Dieser Charakterwandel ist angesichts der an die «Gänsehaut»-Bücher und -Fernsehserie erinnernden Grundstimmung des Films und seiner durchgängig zügigen Erzählweise durchaus angebracht – aber Vaccaro gelingt es partout nicht, diese Veränderung in Lewis' Wesen zu verkaufen. Das wiederholt sich in weiteren Passagen: Solange Lewis 'statisch' bleibt, ist sein Spiel annehmbar, doch sobald Vaccaro darstellen muss, dass seine Rolle neue Seiten an sich oder an der Magie entdeckt, tendiert er zu einer verkrampften Performance, die ebenso starr-eingeübt wie aufgesetzt-kreischend daherkommt.
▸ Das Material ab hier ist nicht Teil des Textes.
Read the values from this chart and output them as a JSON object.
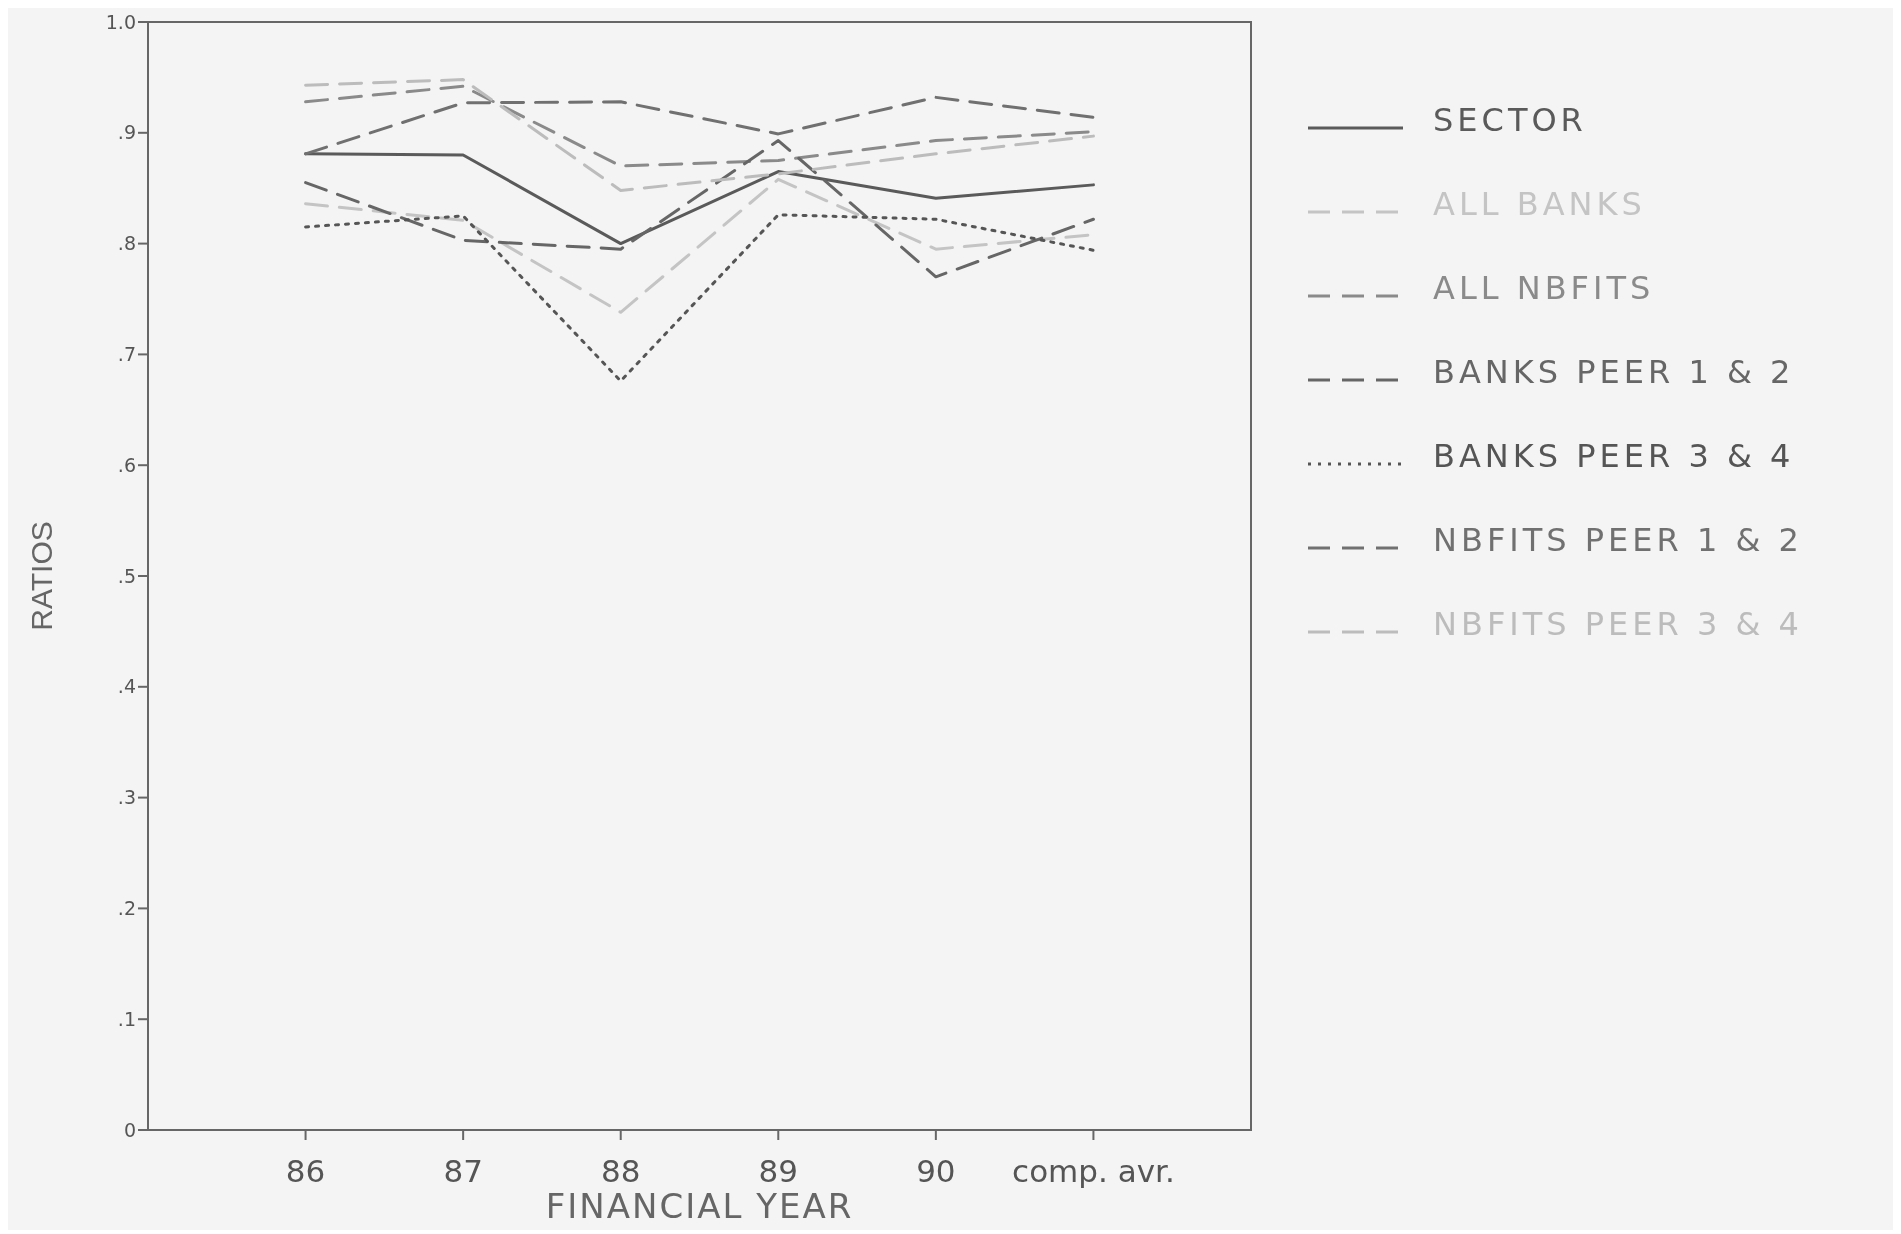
{
  "chart_data": {
    "type": "line",
    "xlabel": "FINANCIAL YEAR",
    "ylabel": "RATIOS",
    "categories": [
      "86",
      "87",
      "88",
      "89",
      "90",
      "comp. avr."
    ],
    "ylim": [
      0,
      1
    ],
    "yticks": [
      0,
      {
        "value": 0.1,
        "label": ".1"
      },
      {
        "value": 0.2,
        "label": ".2"
      },
      {
        "value": 0.3,
        "label": ".3"
      },
      {
        "value": 0.4,
        "label": ".4"
      },
      {
        "value": 0.5,
        "label": ".5"
      },
      {
        "value": 0.6,
        "label": ".6"
      },
      {
        "value": 0.7,
        "label": ".7"
      },
      {
        "value": 0.8,
        "label": ".8"
      },
      {
        "value": 0.9,
        "label": ".9"
      },
      {
        "value": 1,
        "label": "1.0"
      }
    ],
    "grid": false,
    "legend": "right",
    "series": [
      {
        "name": "SECTOR",
        "color": "#5a5a5a",
        "line_style": "solid",
        "values": [
          0.881,
          0.88,
          0.8,
          0.865,
          0.841,
          0.853
        ]
      },
      {
        "name": "ALL BANKS",
        "color": "#c4c4c4",
        "line_style": "dashed",
        "values": [
          0.836,
          0.821,
          0.738,
          0.858,
          0.795,
          0.808
        ]
      },
      {
        "name": "ALL NBFITS",
        "color": "#8a8a8a",
        "line_style": "dashed",
        "values": [
          0.928,
          0.942,
          0.87,
          0.875,
          0.893,
          0.901
        ]
      },
      {
        "name": "BANKS PEER 1 & 2",
        "color": "#666666",
        "line_style": "dashed",
        "values": [
          0.855,
          0.803,
          0.795,
          0.893,
          0.77,
          0.822
        ]
      },
      {
        "name": "BANKS PEER 3 & 4",
        "color": "#555555",
        "line_style": "dotted",
        "values": [
          0.815,
          0.825,
          0.676,
          0.826,
          0.822,
          0.794
        ]
      },
      {
        "name": "NBFITS PEER 1 & 2",
        "color": "#707070",
        "line_style": "dashed",
        "values": [
          0.881,
          0.927,
          0.928,
          0.899,
          0.932,
          0.914
        ]
      },
      {
        "name": "NBFITS PEER 3 & 4",
        "color": "#bcbcbc",
        "line_style": "dashed",
        "values": [
          0.943,
          0.948,
          0.848,
          0.863,
          0.881,
          0.897
        ]
      }
    ]
  }
}
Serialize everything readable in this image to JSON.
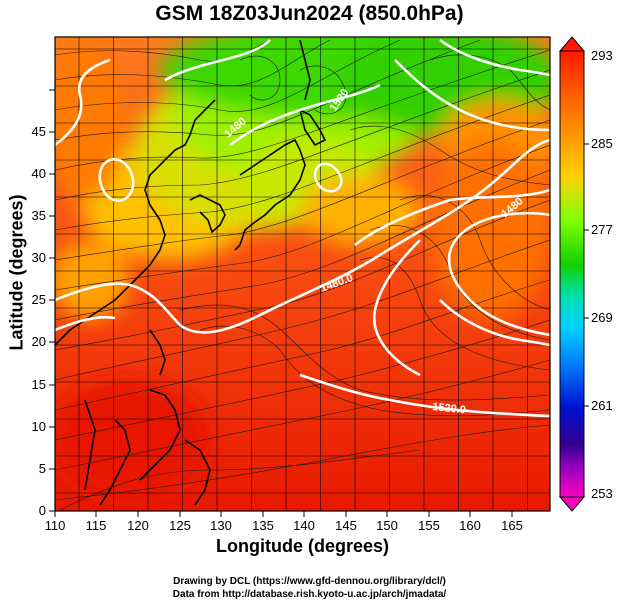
{
  "title": "GSM 18Z03Jun2024 (850.0hPa)",
  "xlabel": "Longitude (degrees)",
  "ylabel": "Latitude  (degrees)",
  "x_ticks": [
    "110",
    "115",
    "120",
    "125",
    "130",
    "135",
    "140",
    "145",
    "150",
    "155",
    "160",
    "165"
  ],
  "y_ticks": [
    "0",
    "5",
    "10",
    "15",
    "20",
    "25",
    "30",
    "35",
    "40",
    "45"
  ],
  "colorbar": {
    "labels": [
      "293",
      "285",
      "277",
      "269",
      "261",
      "253"
    ],
    "colors": [
      "#ff2000",
      "#ff8a00",
      "#ffd000",
      "#80ff00",
      "#20d000",
      "#00e0c0",
      "#0090ff",
      "#0000c0",
      "#600080",
      "#ff00b0"
    ]
  },
  "contour_labels": [
    "1480",
    "1520",
    "1480.0",
    "1520.0",
    "1480",
    "1480"
  ],
  "credits": [
    "Drawing by DCL (https://www.gfd-dennou.org/library/dcl/)",
    "Data from http://database.rish.kyoto-u.ac.jp/arch/jmadata/"
  ]
}
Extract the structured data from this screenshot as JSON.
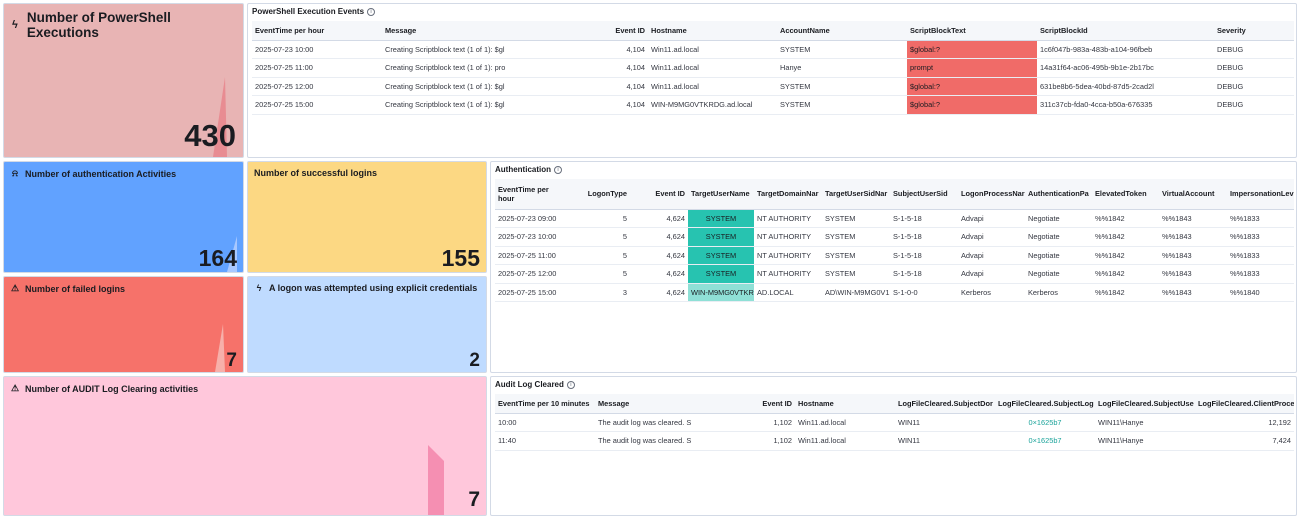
{
  "metrics": {
    "powershell": {
      "title": "Number of PowerShell Executions",
      "value": "430",
      "icon": "bolt-icon",
      "bg": "#e8b4b4",
      "spark": "#e88c92"
    },
    "auth": {
      "title": "Number of authentication Activities",
      "value": "164",
      "icon": "bell-icon",
      "bg": "#61a2ff",
      "spark": "#a8c8ff"
    },
    "success": {
      "title": "Number of successful logins",
      "value": "155",
      "bg": "#fcd883"
    },
    "failed": {
      "title": "Number of failed logins",
      "value": "7",
      "icon": "warning-icon",
      "bg": "#f6726a",
      "spark": "#f7b0aa"
    },
    "explicit": {
      "title": "A logon was attempted using explicit credentials",
      "value": "2",
      "icon": "bolt-icon",
      "bg": "#bfdbff"
    },
    "audit": {
      "title": "Number of AUDIT Log Clearing activities",
      "value": "7",
      "icon": "warning-icon",
      "bg": "#ffc7db",
      "spark": "#f58fb2"
    }
  },
  "powershell_table": {
    "title": "PowerShell Execution Events",
    "columns": [
      "EventTime per hour",
      "Message",
      "Event ID",
      "Hostname",
      "AccountName",
      "ScriptBlockText",
      "ScriptBlockId",
      "Severity"
    ],
    "rows": [
      [
        "2025-07-23 10:00",
        "Creating Scriptblock text (1 of 1): $gl",
        "4,104",
        "Win11.ad.local",
        "SYSTEM",
        "$global:?",
        "1c6f047b-983a-483b-a104-96fbeb",
        "DEBUG"
      ],
      [
        "2025-07-25 11:00",
        "Creating Scriptblock text (1 of 1): pro",
        "4,104",
        "Win11.ad.local",
        "Hanye",
        "prompt",
        "14a31f64-ac06-495b-9b1e-2b17bc",
        "DEBUG"
      ],
      [
        "2025-07-25 12:00",
        "Creating Scriptblock text (1 of 1): $gl",
        "4,104",
        "Win11.ad.local",
        "SYSTEM",
        "$global:?",
        "631be8b6-5dea-40bd-87d5-2cad2l",
        "DEBUG"
      ],
      [
        "2025-07-25 15:00",
        "Creating Scriptblock text (1 of 1): $gl",
        "4,104",
        "WIN-M9MG0VTKRDG.ad.local",
        "SYSTEM",
        "$global:?",
        "311c37cb-fda0-4cca-b50a-676335",
        "DEBUG"
      ]
    ]
  },
  "auth_table": {
    "title": "Authentication",
    "columns": [
      "EventTime per hour",
      "LogonType",
      "Event ID",
      "TargetUserName",
      "TargetDomainNar",
      "TargetUserSidNar",
      "SubjectUserSid",
      "LogonProcessNar",
      "AuthenticationPa",
      "ElevatedToken",
      "VirtualAccount",
      "ImpersonationLev"
    ],
    "rows": [
      [
        "2025-07-23 09:00",
        "5",
        "4,624",
        "SYSTEM",
        "NT AUTHORITY",
        "SYSTEM",
        "S-1-5-18",
        "Advapi",
        "Negotiate",
        "%%1842",
        "%%1843",
        "%%1833"
      ],
      [
        "2025-07-23 10:00",
        "5",
        "4,624",
        "SYSTEM",
        "NT AUTHORITY",
        "SYSTEM",
        "S-1-5-18",
        "Advapi",
        "Negotiate",
        "%%1842",
        "%%1843",
        "%%1833"
      ],
      [
        "2025-07-25 11:00",
        "5",
        "4,624",
        "SYSTEM",
        "NT AUTHORITY",
        "SYSTEM",
        "S-1-5-18",
        "Advapi",
        "Negotiate",
        "%%1842",
        "%%1843",
        "%%1833"
      ],
      [
        "2025-07-25 12:00",
        "5",
        "4,624",
        "SYSTEM",
        "NT AUTHORITY",
        "SYSTEM",
        "S-1-5-18",
        "Advapi",
        "Negotiate",
        "%%1842",
        "%%1843",
        "%%1833"
      ],
      [
        "2025-07-25 15:00",
        "3",
        "4,624",
        "WIN-M9MG0VTKR",
        "AD.LOCAL",
        "AD\\WIN-M9MG0V1",
        "S-1-0-0",
        "Kerberos",
        "Kerberos",
        "%%1842",
        "%%1843",
        "%%1840"
      ]
    ]
  },
  "audit_table": {
    "title": "Audit Log Cleared",
    "columns": [
      "EventTime per 10 minutes",
      "Message",
      "Event ID",
      "Hostname",
      "LogFileCleared.SubjectDor",
      "LogFileCleared.SubjectLog",
      "LogFileCleared.SubjectUse",
      "LogFileCleared.ClientProce"
    ],
    "rows": [
      [
        "10:00",
        "The audit log was cleared. S",
        "1,102",
        "Win11.ad.local",
        "WIN11",
        "0×1625b7",
        "WIN11\\Hanye",
        "12,192"
      ],
      [
        "11:40",
        "The audit log was cleared. S",
        "1,102",
        "Win11.ad.local",
        "WIN11",
        "0×1625b7",
        "WIN11\\Hanye",
        "7,424"
      ]
    ]
  }
}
So bedauerlich dies ist, lässt es sich in «Das Haus der geheimnisvollen Uhren» allerdings leichter verkraften als es die Amblin-Vorbilder dieses Films mutmaßen lassen. Denn im Gegensatz zu Amblin-Produktionen wie etwa «Das Wunder in der 8. Straße» oder «Die Goonies» stützt sich Eli Roths Regiearbeit nicht intensiv auf ihre Kinderfigur. Obwohl der Film sie durchweg ernst nimmt und ihr kindgerecht, aber nicht selbstverständlich, auch aus einem emotionalen Anflug getätigte Fehler eingesteht, bleibt die Hauptfigur in «Das Haus der geheimnisvollen Uhren» nur ein Teil des Mechanismus

Das Gesamtkonstrukt steht im Mittelpunkt: Der Spielspaß von Black und Blanchett, Roths Version einer Burton-Ästhetik mit Amblin-Logik und die dezente Gruselstimmung, die sich über die vergnügliche, familienfreundlich-mysteriöse Story legt. Mit einem weniger verkrampften Hauptdarsteller wäre das Ganze vielleicht noch eine Spur magischer, aber das ändert nichts daran, dass «Das Haus der geheimnisvollen Uhren» für alle, die ihre Familienfilme etwas markiger mögen oder den Tim Burton von früher vermissen, ein Kino-Pflichttermin ist.

Fazit: Wem der «Gänsehaut»-Film mit Jack Black zu sehr augenzwinkernde Hommage war, oder Tim Burtons «Die Insel der geheimnisvollen Kinder» zu viel erzählerischen Leerlauf bot, ist hier genau richtig: Eli Roth präsentiert mit «Das Haus der geheimnisvollen Uhren» Einsteigergrusel in Form schräg-grimmer Familienunterhaltung.

«Das Haus der geheimnisvollen Uhren» ist ab sofort in vielen deutschen Kinos zu sehen.